ARTICLE XVI – LIMITATION OF LIABILITY AND INDEMNIFICATION

Section 1.  Limitation of Liability.

To the fullest extent permitted by the N-PCL and the IRC, the personal liability of the Officers and Directors of the Association is hereby eliminated.

Section 2. Indemnification.

To the fullest extent permitted by the N-PCL and the IRC, the Association shall indemnify and hold harmless each officer and director of the Association against any and all liabilities, costs and expenses (including attorneys’ fees and expenses) reasonably incurred by him or her or on his or her behalf in connection with any civil action or proceeding to which he or she may be a party by reason of his or her being or having been an officer or director of the Association, or by reason of any action alleged to have been taken or omitted by him or her in such capacity, except where the injury or damage was a result of:

(i) the willful misconduct of such person;

(ii) a crime, unless such person had reasonable cause to believe that the act was lawful;

(iii) a transaction that resulted in an improper personal benefit of money, property or services to such person; or

(iv) an act or omission that was not in good faith and was beyond the scope of authority of the Association pursuant to the N-PCL, the Association’s Articles of Incorporation, or these By-Laws.
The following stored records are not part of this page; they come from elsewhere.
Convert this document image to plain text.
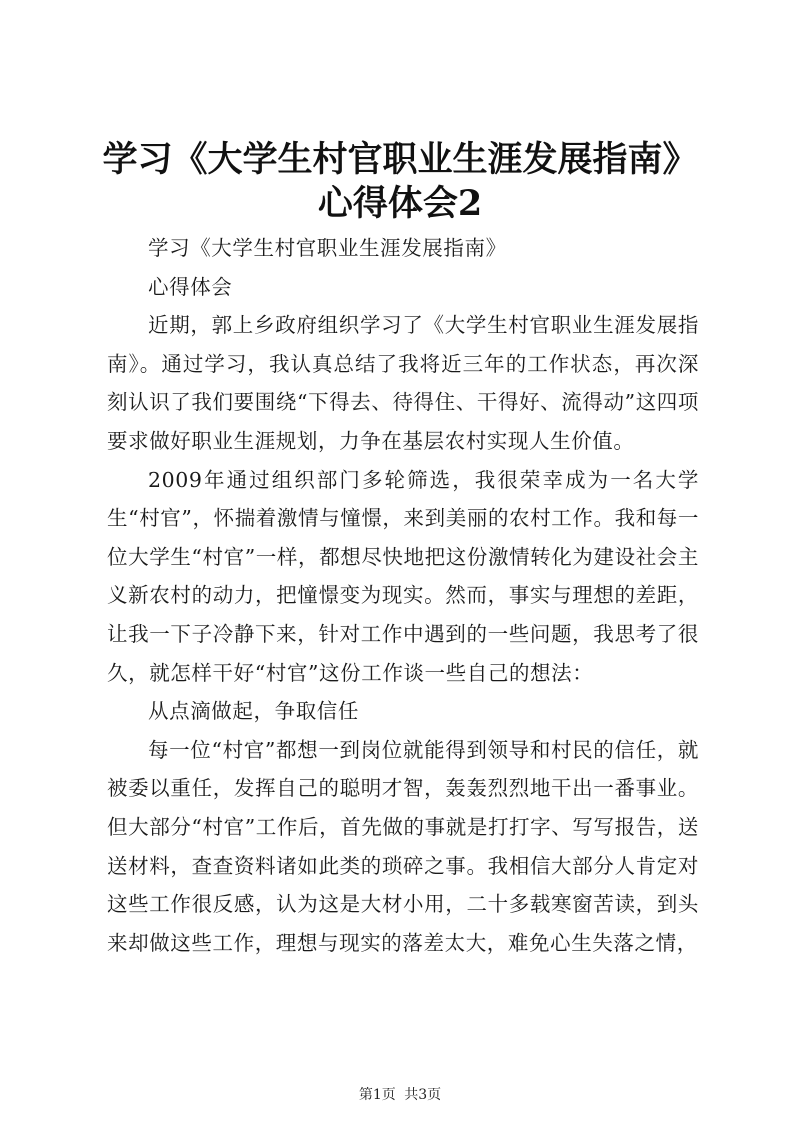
学习《大学生村官职业生涯发展指南》心得体会2

学习《大学生村官职业生涯发展指南》

心得体会

近期，郭上乡政府组织学习了《大学生村官职业生涯发展指南》。通过学习，我认真总结了我将近三年的工作状态，再次深刻认识了我们要围绕“下得去、待得住、干得好、流得动”这四项要求做好职业生涯规划，力争在基层农村实现人生价值。

2009年通过组织部门多轮筛选，我很荣幸成为一名大学生“村官”，怀揣着激情与憧憬，来到美丽的农村工作。我和每一位大学生“村官”一样，都想尽快地把这份激情转化为建设社会主义新农村的动力，把憧憬变为现实。然而，事实与理想的差距，让我一下子冷静下来，针对工作中遇到的一些问题，我思考了很久，就怎样干好“村官”这份工作谈一些自己的想法：

从点滴做起，争取信任

每一位“村官”都想一到岗位就能得到领导和村民的信任，就被委以重任，发挥自己的聪明才智，轰轰烈烈地干出一番事业。但大部分“村官”工作后，首先做的事就是打打字、写写报告，送送材料，查查资料诸如此类的琐碎之事。我相信大部分人肯定对这些工作很反感，认为这是大材小用，二十多载寒窗苦读，到头来却做这些工作，理想与现实的落差太大，难免心生失落之情，

第1页 共3页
Such indemnity shall be effective only in the event that the interested officer or director provides the Executive Council, within a reasonable time after the institution of such action or proceeding, written notice thereof. Such indemnity shall not be deemed exclusive of any other rights to which those indemnified may be entitled under any By-Law, agreement or otherwise.  Such indemnity shall inure to the benefit of the heirs, executors or administrators of each officer and director. The Association may purchase liability insurance for the indemnity specified above to the fullest extent as determined from time to time by the Executive Council.

ARTICLE XVII – DURATION AND DISSOLUTION

The duration of the Association shall be perpetual, except that it may be dissolved in the manner provided by the N-PCL. Upon the dissolution of the Association, and after paying or making provision for the payment of all of the liabilities of the Association, all assets of the Association shall be distributed for one (1) or more of the Association’s exempt purposes within the meaning of IRC Section 501 [c] (3), or shall be distributed to the federal government, or to a state or local government, for a public purpose, in such manner as the Executive Council shall determine.

ARTICLE XVIII – AMENDMENTS

An amendment may be adopted by a two-thirds vote of the membership present in person or by proxy and voting at any annual meeting of the membership or at any special meeting thereof called for that purpose. The proposed amendment must accompany the notice of the meeting, which shall be given at least 30 days prior to the meeting.

ARTICLE XIX – GOVERNING LAW

All questions with respect to the construction of these By-Laws shall be determined in accordance with the applicable provisions of the laws of the State of New York.

ARTICLE XX – HEADINGS

The headings of these By-Laws are intended solely for the convenience of reference and are not intended for any purpose whatsoever to explain, modify or place any construction upon any of the provisions of these By-Laws.

ARTICLE XXI – SEVERABILITY

All provisions of these By-Laws are severable.  If any provision or portion hereof is determined to be unenforceable in arbitration or by a court of competent jurisdiction, then the remainder of the By-Laws shall remain in full effect.

*Adopted by the Membership at the 9th Biennial Conference, on Saturday October 23, 2010, in Hartford, Connecticut.